N.B. natives, educators hail release of Passamaquoddy-Maliseet dictionary
Published Sunday January 11th, 2009


UNDATED - The irony has never been lost on Imelda Perley.
The only time she would usually hear fluent Maliseet, the language with which she grew up on New Brunswick's Tobique reserve, was during funerals.
"It's almost as if it was a sign from the ancestors that if this is the only place that we're going to be using our language and people are dying, then our language is also dying," says Perley, who along with her husband David, teaches at the Mi'kmaq-Maliseet Institute at the University of New Brunswick.
Perley estimates that less than two per cent of the 5,000 Passamaquoddy-Maliseet people living in a handful of communities in New Brunswick, Maine and Quebec are fluent in their native tongue.
But her ongoing struggle to preserve and restore the language to common use has been given a major boost with the release of a Passamaquoddy-Maliseet dictionary.
Authored by David A. Francis, a former tribal governor from Maine, and Robert A. Leavitt, a former member of UNB's faculty of education, the book represents 30 years of collaboration between native speakers, educators and linguists.
Its more than 18,000 entries contain remarkable detail about the physical, spiritual, social and emotional environments of the Passamaquoddy and Maliseet peoples, who called most of the region home before the arrival of European settlers.
The entries in the hardcover book, which weighs more than three kilograms, are enhanced with example sentences from everyday conversations and from oral tradition.
Leavitt's academic interest - he is not native - goes back to the 1970s when he was helping with bilingual curriculum development in Maine's Indian Township, a Passamaquoddy community.
"The director of the program, Wayne Newell, who was Passamaquoddy, conceived of the idea of a dictionary.

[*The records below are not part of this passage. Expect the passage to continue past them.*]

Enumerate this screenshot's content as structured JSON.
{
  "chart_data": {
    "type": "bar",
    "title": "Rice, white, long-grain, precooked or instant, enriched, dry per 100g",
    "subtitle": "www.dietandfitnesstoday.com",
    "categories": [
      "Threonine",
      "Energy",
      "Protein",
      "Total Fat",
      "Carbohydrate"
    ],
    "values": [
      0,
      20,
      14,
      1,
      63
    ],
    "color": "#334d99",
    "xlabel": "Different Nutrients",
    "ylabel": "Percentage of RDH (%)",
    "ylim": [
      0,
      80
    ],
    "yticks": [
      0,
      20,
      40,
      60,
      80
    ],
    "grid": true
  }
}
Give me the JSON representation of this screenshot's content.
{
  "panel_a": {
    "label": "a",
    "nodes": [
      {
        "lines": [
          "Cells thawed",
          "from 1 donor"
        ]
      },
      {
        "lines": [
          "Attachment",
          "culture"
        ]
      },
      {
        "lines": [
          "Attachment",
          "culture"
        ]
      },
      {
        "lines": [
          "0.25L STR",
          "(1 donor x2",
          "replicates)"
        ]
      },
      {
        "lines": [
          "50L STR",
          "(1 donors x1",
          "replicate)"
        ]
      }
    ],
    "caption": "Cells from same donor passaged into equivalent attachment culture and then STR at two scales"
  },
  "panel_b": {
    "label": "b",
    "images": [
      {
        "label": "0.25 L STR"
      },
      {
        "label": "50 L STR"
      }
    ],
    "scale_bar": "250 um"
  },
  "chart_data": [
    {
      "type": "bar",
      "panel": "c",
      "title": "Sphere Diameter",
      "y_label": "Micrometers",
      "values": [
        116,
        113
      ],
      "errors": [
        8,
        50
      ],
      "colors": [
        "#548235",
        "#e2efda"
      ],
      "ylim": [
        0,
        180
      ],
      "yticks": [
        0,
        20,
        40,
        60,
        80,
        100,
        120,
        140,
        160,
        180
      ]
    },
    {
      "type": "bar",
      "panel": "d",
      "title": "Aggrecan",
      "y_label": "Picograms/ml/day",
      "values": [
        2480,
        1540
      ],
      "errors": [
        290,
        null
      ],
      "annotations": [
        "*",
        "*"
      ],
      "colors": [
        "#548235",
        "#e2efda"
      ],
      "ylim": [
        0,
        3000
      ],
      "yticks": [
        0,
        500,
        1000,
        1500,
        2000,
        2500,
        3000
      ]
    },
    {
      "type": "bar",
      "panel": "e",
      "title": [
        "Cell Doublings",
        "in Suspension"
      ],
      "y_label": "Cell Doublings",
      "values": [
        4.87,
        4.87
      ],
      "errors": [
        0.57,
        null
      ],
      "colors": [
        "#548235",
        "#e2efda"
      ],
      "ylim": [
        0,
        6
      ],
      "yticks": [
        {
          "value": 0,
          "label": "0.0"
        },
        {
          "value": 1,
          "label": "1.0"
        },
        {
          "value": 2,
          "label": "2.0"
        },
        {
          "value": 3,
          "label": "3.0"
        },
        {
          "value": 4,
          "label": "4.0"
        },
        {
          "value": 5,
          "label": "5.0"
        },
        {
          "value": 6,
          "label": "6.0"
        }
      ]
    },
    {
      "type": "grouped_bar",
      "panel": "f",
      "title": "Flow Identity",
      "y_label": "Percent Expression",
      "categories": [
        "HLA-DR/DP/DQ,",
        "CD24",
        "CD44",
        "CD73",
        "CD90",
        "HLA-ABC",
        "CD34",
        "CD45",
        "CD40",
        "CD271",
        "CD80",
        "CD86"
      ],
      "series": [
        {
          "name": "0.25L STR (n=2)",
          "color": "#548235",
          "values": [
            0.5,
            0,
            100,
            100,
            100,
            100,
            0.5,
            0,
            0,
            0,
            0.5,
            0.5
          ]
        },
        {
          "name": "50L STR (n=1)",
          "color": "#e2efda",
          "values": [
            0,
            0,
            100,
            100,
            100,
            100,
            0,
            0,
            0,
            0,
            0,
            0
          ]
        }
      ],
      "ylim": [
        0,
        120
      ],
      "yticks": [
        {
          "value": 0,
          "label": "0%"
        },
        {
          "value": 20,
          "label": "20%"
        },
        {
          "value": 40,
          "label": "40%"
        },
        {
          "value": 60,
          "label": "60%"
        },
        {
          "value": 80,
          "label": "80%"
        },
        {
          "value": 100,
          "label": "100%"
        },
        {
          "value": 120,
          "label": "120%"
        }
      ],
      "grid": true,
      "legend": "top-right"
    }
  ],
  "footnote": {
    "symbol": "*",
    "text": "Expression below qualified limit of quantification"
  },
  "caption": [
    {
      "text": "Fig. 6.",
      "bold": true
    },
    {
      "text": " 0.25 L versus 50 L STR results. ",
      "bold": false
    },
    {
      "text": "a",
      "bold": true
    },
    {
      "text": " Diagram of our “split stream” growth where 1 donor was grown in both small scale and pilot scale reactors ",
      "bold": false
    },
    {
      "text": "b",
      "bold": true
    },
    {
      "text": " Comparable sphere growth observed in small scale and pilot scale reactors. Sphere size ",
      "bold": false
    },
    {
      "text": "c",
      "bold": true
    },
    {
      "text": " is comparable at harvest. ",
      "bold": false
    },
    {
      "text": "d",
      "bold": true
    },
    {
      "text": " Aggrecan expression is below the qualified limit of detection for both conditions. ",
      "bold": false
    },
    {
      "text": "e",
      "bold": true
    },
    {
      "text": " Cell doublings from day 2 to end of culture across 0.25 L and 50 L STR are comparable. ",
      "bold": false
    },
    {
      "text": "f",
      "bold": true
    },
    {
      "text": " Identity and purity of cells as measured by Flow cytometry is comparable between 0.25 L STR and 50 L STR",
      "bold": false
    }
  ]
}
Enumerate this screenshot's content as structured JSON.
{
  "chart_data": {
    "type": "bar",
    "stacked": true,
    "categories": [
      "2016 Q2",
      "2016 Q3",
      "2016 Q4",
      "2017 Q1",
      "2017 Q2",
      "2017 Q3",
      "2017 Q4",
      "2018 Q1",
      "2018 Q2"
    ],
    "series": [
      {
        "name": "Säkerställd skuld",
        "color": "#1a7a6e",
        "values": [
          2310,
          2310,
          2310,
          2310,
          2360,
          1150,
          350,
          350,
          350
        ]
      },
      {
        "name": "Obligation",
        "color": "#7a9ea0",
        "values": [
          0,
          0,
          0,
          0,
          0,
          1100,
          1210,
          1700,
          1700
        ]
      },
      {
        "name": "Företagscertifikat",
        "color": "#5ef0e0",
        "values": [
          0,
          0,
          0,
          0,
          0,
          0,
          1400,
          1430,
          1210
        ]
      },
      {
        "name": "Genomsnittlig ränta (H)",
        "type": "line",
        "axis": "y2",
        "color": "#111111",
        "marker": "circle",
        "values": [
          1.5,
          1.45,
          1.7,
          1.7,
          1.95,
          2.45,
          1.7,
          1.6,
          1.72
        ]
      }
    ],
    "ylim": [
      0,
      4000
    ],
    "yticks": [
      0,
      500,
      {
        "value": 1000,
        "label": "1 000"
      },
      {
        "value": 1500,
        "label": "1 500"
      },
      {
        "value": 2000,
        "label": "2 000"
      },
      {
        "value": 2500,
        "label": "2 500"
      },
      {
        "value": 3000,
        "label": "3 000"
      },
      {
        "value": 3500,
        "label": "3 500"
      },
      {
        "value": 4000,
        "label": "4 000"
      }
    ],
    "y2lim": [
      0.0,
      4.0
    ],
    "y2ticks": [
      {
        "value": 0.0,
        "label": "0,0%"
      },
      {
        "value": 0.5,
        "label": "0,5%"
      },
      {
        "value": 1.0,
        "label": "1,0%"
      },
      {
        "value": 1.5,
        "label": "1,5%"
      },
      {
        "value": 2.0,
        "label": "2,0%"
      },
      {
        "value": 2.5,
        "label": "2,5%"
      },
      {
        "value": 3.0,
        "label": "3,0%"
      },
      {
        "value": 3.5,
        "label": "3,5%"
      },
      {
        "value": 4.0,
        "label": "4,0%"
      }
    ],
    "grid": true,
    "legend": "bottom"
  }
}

He set up the format and made up the first compilation, about 3,000 words, between 1976 and 1979," he says.
Leavitt says both he and Francis, who is now 92, had been contributing to the project but eventually took it over in the early 1980s. They were able to utilize government grants and hire Margaret Apt, a community research co-ordinator, to help compile stories and words.
"We expanded the collection of words very modestly and edited it and prepared the dictionary, a manuscript at the time, for publication," he says. "We took the collection and put it on the mainframe computer at UNB and were able to generate an English side for the dictionary."
Leavitt, who was director of the Mi'kmaq-Maliseet Institute for 14 years, hopes the book will become more than a resource and inspire young people to take up where their elders left off.
"I'd like to see some sort of historical continuity, which is what's really lost when people stop speaking their language."
The book has already been launched at events in New Brunswick Maliseet communities, the University of Maine at Orono, and will be feted soon at UNB.
Perley says the release has generated a great deal of interest and excitement, especially among the elderly whose children and grandchildren know next to nothing of their linguistic history.
She ran into an elderly woman over the holidays and offered her traditional Maliseet well wishes for the New Year.
"The words in Maliseet are actually a request for forgiveness for all the past wrongs you may have done to the person you are greeting so that you may begin anew," she says.
"The woman I was greeting got quite emotional because she had not heard that greeting spoken in Maliseet in such a long time."
Perley sees the dictionary as another step toward realizing a long-held hope for the reclamation of her culture and the lessons she learned at a very young age.
She recalls telephoning her grandmother from a relative's home in New York state, where she'd gone to further her education.
"I remember telling her, 'I learned a new word today. It's really kind of nice.' I think the word was reiterate," Perley says.
"Grandmother said to me, 'That's a nice word but never forget your first language because it is who you are. You are not English. You are Maliseet."'
The Passamaquoddy-Maliseet Dictionary, which sells for $55, is published by Goose Lane Editions of Fredericton and the University of Maine at Orono Press.
It's available at Goose Lane Online, Chapters and several independent bookstores in New Brunswick.